The process of auditioning for Hell’s Kitchen starts out very simply. First, I filled out the 11,000 page application, giving answers only I would consider appropriate. The questions ranged from type of dining the applicant is involved in (when asked to list the average price of an entre in my establishment I wrote “$2.19-What can I say? It’s a really small town”) to family life. There was a “how do I feel about my parents” question, to which I paraphrased George Carlin (“I love my folks. I’ve got them in the trunk of my car now.”) Okay, I didn’t, but it wouldn’t have made a difference. I also included a Hell’s Kitchen specific resume in which I stated my objective was to cook the hell out whatever they gave me. They asked for a photo and I gave them the one that used to appear on this blog. And some racy photos of me smeared with pudding. Truth, or not, that one is all yours.

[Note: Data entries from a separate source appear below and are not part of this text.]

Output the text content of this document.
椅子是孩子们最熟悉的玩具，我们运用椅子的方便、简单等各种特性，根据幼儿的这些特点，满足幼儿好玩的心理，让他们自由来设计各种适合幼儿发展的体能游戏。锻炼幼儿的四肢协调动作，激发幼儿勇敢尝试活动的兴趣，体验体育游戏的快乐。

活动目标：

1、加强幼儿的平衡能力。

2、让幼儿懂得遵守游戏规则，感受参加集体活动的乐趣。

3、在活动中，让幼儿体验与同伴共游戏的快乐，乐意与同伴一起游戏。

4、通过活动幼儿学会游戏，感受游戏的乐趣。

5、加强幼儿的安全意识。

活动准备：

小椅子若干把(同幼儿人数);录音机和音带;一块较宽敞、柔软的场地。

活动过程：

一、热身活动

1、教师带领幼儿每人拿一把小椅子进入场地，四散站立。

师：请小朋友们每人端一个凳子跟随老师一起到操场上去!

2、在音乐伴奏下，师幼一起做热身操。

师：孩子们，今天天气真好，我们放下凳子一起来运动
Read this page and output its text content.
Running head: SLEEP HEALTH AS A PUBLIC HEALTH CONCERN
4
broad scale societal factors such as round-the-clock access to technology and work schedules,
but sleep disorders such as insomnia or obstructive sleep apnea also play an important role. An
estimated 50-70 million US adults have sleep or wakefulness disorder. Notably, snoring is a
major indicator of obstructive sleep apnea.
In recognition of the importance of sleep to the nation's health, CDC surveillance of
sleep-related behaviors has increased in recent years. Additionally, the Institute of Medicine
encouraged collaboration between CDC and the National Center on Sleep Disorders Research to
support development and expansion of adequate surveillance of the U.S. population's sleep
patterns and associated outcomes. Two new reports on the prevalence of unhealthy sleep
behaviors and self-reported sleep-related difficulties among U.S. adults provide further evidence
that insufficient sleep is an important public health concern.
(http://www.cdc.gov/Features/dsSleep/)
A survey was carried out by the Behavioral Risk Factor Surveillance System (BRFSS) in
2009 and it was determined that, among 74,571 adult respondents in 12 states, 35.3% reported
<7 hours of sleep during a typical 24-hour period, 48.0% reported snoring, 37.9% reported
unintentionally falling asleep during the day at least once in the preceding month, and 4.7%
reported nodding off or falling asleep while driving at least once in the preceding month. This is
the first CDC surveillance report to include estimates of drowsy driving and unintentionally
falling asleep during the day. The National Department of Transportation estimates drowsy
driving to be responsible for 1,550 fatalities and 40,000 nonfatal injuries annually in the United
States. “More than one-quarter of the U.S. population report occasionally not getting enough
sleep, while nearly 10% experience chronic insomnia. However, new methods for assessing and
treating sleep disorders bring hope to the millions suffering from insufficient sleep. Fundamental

The auditions started at 10:00 at 180 North Wabash in sunny, 37 degree Chicago. I got up at the boo-te crack of dawn and took the cattle car commuter service in to the city. Riding with old ladies worried that eating will make them gain weight and other modern complaints. Arriving at 8:45 was just a blessing that turned out to be more fortuitous as the cold kicked in. I ended up being applicant #44 out of several thousand. Upon joining the queue outside the  Art Institute Culinary School I noticed something. The guy two spots ahead of me was my classmate at The Cooking and Hospitality Institute of Chicago.  Looking back and forth in line I spotted seven or eight guys I’d matriculated with. Whatever this economy has done, it’s got us all looking for the next thing. One took off his shirt and meandered around in a dirty wife beater like a hairier (if it’s possible) Tony Soprano. After just an hour we got to sit indoors. In chairs. So, yeah. I’m going to talk to casting people from a network TV show with blue lips and snot crusted face. I was summoned into a cubicle with four other guys. One had tried out before and knew the ropes. On my other side was a former chef for the Queen of all media, Chicago and otherwise. He wore a jacket emblazoned with the logo of her studios on the other side of town. I figured out early the deal. Talk. A lot. Be rude and don’t stand on manners. We had a very short ten minutes to get our point across. I interjected with anything I could think of, from “I like cheese!” to “I love being yelled at by a sawed off Scotsman!” The producer got me good. I was directly in front of him and he came back with “Really? So if I told you to FUCK OFF, you’d be okay with that?” Never saw it coming. Normally, with friends I’d laugh at that, but he caught me flat footed  and I stared….ending my Hell’s Kitchen career before it started.

I rode through the detritus of suburban life on the train in the afternoon, comforting myself with old Beastie Boys tunes. I did what I always do when I got home. I cooked, stuffing butter and herbs under the skin of a chicken and making scarily bad rice. Onward and upward.